Seizing an opportunity, Vazquez, Retamales, and her brother Andres, the recipe developer, added a Puerto Rican and Mexican fusion section to their menu with dishes like tacos, quesadillas and arroz con pollo. Stepping outside of just Puerto Rican food to create Latin-fusion dishes allowed the restaurant to serve familiar dishes but with a unique Puerto Rican flavor.
Enter the bori-bowl, an idea born from Retamales herself. It’s constructed with a base of white rice layered with red or black beans and a choice of protein from fried chicken chunks to sauteed vegetables or chorizo. A red onion and cilantro aioli tops off the dish. In an age of Instagram-worthy, aesthetically pleasing bowls like smoothie bowls or grain bowls, the bori-bowl is both familiar in its design and new in its fusing of flavors.
“It is not a Puerto Rican dish, specifically,” Retamales says. “It has rice, beans, and meat.
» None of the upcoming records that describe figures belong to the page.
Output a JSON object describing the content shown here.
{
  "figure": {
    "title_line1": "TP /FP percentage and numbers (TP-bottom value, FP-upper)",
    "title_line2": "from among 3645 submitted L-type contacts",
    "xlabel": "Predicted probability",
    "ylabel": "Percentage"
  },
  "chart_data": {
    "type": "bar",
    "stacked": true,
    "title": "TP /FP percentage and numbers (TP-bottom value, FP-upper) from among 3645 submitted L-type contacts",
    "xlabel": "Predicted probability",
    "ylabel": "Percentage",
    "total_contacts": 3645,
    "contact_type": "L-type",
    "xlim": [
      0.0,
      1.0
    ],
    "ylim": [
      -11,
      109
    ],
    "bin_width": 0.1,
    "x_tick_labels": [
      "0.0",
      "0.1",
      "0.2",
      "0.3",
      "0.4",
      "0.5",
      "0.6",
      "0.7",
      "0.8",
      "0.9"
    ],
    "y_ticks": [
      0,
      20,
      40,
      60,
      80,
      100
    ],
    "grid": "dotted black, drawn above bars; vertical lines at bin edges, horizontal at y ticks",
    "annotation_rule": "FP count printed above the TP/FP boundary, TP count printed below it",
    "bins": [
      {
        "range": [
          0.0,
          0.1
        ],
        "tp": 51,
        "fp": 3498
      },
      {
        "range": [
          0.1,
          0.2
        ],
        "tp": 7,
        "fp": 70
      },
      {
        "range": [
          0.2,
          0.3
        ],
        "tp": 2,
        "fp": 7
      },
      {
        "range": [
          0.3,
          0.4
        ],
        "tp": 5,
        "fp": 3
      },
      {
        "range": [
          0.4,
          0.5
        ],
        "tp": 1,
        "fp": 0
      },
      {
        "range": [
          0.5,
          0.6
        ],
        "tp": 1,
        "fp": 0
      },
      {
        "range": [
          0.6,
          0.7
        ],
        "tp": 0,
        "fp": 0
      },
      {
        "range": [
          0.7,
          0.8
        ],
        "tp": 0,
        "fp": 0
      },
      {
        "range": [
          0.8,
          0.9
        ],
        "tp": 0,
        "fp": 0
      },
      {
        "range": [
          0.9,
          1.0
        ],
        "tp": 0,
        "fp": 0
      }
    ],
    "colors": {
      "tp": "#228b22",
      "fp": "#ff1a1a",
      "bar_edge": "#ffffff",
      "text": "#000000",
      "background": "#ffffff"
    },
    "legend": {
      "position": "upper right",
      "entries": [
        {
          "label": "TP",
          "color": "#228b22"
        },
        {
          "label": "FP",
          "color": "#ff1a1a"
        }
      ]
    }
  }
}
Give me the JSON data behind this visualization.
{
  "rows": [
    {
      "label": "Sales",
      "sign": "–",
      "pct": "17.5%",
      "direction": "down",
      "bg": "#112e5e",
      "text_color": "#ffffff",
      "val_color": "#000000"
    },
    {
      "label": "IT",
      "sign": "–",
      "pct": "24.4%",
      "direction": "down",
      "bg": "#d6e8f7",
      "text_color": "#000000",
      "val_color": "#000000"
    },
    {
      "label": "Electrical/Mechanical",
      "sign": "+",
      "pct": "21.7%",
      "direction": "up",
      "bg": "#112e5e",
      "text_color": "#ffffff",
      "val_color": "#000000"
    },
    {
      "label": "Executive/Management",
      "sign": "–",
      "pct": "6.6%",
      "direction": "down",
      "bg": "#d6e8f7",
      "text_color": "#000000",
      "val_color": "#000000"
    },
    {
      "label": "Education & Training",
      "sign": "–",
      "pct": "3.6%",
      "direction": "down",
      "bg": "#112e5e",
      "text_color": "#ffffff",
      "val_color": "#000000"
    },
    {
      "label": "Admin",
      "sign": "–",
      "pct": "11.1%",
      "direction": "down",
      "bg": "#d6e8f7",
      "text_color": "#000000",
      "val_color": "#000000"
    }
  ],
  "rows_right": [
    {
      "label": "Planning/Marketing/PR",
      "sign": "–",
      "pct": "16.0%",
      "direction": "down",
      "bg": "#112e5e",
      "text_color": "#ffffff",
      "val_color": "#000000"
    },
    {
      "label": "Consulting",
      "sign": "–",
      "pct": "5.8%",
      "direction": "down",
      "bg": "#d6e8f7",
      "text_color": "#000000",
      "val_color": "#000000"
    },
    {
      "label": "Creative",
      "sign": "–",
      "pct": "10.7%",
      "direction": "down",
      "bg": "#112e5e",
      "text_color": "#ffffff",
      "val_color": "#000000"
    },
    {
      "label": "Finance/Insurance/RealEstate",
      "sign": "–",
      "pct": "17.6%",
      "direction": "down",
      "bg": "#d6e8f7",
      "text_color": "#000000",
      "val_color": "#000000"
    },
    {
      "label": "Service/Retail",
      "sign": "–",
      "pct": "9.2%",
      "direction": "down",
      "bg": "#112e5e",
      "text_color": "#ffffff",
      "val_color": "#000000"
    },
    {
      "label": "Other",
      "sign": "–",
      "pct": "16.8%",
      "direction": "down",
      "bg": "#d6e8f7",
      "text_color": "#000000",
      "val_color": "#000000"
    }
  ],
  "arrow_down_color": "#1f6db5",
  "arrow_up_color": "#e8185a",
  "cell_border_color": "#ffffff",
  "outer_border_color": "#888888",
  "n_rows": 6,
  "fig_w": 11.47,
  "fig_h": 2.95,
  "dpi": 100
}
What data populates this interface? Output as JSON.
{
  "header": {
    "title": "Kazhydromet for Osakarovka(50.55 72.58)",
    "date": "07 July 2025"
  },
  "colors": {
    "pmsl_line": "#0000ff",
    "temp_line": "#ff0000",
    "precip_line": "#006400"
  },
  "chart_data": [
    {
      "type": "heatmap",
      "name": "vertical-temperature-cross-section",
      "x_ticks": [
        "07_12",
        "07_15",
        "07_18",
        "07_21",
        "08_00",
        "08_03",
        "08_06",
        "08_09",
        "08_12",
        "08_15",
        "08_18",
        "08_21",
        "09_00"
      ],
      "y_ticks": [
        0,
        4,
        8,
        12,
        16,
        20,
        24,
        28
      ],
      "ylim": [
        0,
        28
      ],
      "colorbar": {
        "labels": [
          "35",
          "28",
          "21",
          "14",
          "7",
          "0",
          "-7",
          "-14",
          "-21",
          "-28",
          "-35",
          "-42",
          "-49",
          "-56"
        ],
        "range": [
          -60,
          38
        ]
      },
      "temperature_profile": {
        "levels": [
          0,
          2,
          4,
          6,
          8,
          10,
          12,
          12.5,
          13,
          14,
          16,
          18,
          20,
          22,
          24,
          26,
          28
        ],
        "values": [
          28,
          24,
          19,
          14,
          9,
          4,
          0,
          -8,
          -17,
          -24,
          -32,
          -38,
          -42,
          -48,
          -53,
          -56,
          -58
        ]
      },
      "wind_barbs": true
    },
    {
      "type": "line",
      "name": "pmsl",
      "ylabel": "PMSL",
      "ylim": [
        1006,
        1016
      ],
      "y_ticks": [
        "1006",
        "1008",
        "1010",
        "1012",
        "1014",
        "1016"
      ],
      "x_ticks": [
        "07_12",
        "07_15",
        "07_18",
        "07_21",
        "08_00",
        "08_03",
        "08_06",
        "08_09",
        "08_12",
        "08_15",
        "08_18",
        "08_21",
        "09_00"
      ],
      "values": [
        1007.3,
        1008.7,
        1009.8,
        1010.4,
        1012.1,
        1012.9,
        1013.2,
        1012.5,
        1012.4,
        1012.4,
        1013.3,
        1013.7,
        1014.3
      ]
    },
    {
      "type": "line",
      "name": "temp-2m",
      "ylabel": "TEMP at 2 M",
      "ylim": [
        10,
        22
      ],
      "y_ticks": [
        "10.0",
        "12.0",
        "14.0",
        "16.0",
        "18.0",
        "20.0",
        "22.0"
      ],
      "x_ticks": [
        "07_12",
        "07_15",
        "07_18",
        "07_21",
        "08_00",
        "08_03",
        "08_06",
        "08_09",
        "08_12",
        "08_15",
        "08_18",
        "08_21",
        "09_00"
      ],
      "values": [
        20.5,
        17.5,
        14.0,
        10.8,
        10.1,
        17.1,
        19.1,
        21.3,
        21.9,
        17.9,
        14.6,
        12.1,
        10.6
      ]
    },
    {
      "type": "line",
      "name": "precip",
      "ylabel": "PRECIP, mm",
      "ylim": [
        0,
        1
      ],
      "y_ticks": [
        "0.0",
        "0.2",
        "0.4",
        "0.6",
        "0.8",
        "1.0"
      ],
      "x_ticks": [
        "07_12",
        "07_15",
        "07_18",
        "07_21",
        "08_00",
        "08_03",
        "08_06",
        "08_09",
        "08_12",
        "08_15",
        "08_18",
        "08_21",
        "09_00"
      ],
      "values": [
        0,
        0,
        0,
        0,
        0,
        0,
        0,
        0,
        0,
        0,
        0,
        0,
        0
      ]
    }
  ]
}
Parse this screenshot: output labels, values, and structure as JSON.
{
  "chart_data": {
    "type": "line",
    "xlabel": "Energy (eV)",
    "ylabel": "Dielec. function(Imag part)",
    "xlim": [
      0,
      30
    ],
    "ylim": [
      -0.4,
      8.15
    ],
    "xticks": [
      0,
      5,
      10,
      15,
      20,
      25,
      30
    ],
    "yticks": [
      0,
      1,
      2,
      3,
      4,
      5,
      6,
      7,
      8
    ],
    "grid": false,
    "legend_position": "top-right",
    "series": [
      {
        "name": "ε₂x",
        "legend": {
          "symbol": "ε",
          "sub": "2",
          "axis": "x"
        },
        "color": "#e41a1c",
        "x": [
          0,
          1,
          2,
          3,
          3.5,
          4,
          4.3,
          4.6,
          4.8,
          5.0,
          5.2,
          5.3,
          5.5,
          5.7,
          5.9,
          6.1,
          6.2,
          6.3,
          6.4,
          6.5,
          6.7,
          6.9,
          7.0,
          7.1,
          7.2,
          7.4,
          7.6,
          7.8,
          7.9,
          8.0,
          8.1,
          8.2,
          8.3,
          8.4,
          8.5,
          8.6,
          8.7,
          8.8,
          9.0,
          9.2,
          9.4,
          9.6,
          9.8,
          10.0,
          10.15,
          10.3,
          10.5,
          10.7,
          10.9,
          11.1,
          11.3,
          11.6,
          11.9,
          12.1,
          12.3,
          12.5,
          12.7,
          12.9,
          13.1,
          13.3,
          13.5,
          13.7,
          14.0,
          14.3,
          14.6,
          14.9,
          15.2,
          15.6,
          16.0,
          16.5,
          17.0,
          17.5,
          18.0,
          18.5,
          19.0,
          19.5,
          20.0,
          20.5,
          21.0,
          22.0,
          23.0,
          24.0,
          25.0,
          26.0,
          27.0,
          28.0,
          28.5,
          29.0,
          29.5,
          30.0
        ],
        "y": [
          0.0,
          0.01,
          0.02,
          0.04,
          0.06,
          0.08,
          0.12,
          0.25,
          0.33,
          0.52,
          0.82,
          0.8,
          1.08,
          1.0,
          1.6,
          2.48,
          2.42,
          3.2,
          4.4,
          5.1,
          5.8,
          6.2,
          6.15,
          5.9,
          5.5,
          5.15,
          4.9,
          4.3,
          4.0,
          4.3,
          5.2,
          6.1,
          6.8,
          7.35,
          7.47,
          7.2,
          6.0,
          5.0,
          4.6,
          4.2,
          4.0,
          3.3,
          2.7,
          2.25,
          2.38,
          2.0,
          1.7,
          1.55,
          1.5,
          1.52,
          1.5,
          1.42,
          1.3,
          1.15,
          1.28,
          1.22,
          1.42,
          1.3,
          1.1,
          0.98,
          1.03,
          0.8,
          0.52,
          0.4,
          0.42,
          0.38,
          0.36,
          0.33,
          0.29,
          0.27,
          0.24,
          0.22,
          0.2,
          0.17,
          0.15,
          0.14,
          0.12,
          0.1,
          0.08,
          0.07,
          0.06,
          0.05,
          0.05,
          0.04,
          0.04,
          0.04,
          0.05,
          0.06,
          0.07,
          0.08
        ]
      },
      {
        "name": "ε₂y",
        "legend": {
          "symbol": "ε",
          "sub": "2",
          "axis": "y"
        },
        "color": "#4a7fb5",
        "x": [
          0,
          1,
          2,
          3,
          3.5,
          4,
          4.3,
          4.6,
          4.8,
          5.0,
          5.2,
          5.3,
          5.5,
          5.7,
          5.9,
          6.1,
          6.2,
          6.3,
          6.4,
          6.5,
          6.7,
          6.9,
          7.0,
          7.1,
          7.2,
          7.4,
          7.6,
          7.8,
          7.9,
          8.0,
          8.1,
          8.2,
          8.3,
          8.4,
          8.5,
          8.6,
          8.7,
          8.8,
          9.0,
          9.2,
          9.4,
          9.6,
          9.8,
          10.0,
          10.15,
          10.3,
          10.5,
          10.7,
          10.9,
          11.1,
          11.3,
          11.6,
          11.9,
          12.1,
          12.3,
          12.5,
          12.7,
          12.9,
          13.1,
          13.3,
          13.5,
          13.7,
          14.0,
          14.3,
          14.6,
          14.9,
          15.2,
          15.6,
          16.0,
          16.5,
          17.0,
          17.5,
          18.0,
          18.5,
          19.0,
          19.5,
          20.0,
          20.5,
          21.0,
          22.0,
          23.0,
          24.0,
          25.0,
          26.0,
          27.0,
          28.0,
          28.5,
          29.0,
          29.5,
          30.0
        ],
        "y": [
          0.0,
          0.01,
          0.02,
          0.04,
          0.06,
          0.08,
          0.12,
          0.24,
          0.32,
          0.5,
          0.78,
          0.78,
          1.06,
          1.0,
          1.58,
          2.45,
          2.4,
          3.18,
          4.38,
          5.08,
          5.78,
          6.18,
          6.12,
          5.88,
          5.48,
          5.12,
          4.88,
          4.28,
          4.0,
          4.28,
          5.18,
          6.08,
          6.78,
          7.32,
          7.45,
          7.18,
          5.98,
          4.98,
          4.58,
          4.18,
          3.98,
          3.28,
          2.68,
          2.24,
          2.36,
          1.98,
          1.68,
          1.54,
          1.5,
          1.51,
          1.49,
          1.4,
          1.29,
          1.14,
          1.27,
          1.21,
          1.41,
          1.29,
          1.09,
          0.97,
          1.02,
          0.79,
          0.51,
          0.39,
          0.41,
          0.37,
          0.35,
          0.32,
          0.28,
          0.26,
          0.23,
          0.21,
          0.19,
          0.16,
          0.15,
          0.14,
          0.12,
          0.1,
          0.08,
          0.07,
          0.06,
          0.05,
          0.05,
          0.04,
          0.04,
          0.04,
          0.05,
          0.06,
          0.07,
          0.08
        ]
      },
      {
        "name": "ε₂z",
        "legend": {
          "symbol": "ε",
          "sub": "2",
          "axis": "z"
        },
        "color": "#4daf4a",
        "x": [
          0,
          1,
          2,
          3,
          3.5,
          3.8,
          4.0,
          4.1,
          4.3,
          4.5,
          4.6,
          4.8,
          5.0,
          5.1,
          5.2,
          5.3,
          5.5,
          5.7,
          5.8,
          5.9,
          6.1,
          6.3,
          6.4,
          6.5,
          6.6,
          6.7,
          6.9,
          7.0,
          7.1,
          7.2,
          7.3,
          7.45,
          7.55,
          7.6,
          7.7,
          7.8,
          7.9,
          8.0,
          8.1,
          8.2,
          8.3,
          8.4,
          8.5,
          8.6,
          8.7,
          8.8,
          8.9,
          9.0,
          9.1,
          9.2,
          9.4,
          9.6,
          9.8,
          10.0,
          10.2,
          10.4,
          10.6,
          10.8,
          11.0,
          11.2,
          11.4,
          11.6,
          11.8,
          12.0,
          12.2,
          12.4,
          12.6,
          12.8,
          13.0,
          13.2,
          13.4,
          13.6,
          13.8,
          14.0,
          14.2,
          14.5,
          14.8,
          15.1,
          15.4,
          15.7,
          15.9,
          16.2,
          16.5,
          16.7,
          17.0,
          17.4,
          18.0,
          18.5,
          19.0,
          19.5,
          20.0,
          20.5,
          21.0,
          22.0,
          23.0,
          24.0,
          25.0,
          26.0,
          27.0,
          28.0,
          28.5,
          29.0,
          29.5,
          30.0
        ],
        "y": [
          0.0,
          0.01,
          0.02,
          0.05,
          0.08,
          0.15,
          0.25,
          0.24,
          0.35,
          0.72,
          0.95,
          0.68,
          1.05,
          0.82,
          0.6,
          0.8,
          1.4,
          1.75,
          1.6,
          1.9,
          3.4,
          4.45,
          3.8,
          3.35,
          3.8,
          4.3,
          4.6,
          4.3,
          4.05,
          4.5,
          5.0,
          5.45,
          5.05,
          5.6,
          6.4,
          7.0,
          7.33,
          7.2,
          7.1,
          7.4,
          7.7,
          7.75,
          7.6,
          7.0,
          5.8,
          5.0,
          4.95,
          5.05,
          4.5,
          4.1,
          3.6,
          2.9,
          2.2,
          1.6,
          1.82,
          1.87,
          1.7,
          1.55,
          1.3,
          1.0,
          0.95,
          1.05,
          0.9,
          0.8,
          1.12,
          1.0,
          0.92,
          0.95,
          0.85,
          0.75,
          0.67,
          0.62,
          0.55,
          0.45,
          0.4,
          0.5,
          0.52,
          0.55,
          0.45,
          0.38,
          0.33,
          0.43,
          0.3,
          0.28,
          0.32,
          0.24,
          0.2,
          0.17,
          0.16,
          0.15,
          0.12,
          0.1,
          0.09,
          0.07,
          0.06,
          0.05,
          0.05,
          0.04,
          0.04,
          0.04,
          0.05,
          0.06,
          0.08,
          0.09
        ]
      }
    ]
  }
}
The cilantro, the aioli, and onion is not really our thing. But it is a really good seller and people really like it.”
Andres Retamales is what Vazquez calls, “the mastermind of the recipes.” He developed many of the first recipes and learned to adjust his cooking style for a bigger group of people.
“For the recipes I started, it was what my mother taught me,” Andres says. “That is what I tried to match. If it tasted like home, then I thought this could sell.”
The restaurant is a point of pride for the entire family. After the uncertainty brought by Hurricane Maria which upended their lives, they’ve been able to anchor themselves in Greensboro while continuing to champion their home country.
“I feel proud we are making something different,” Vazquez says. “I feel proud representing our island.”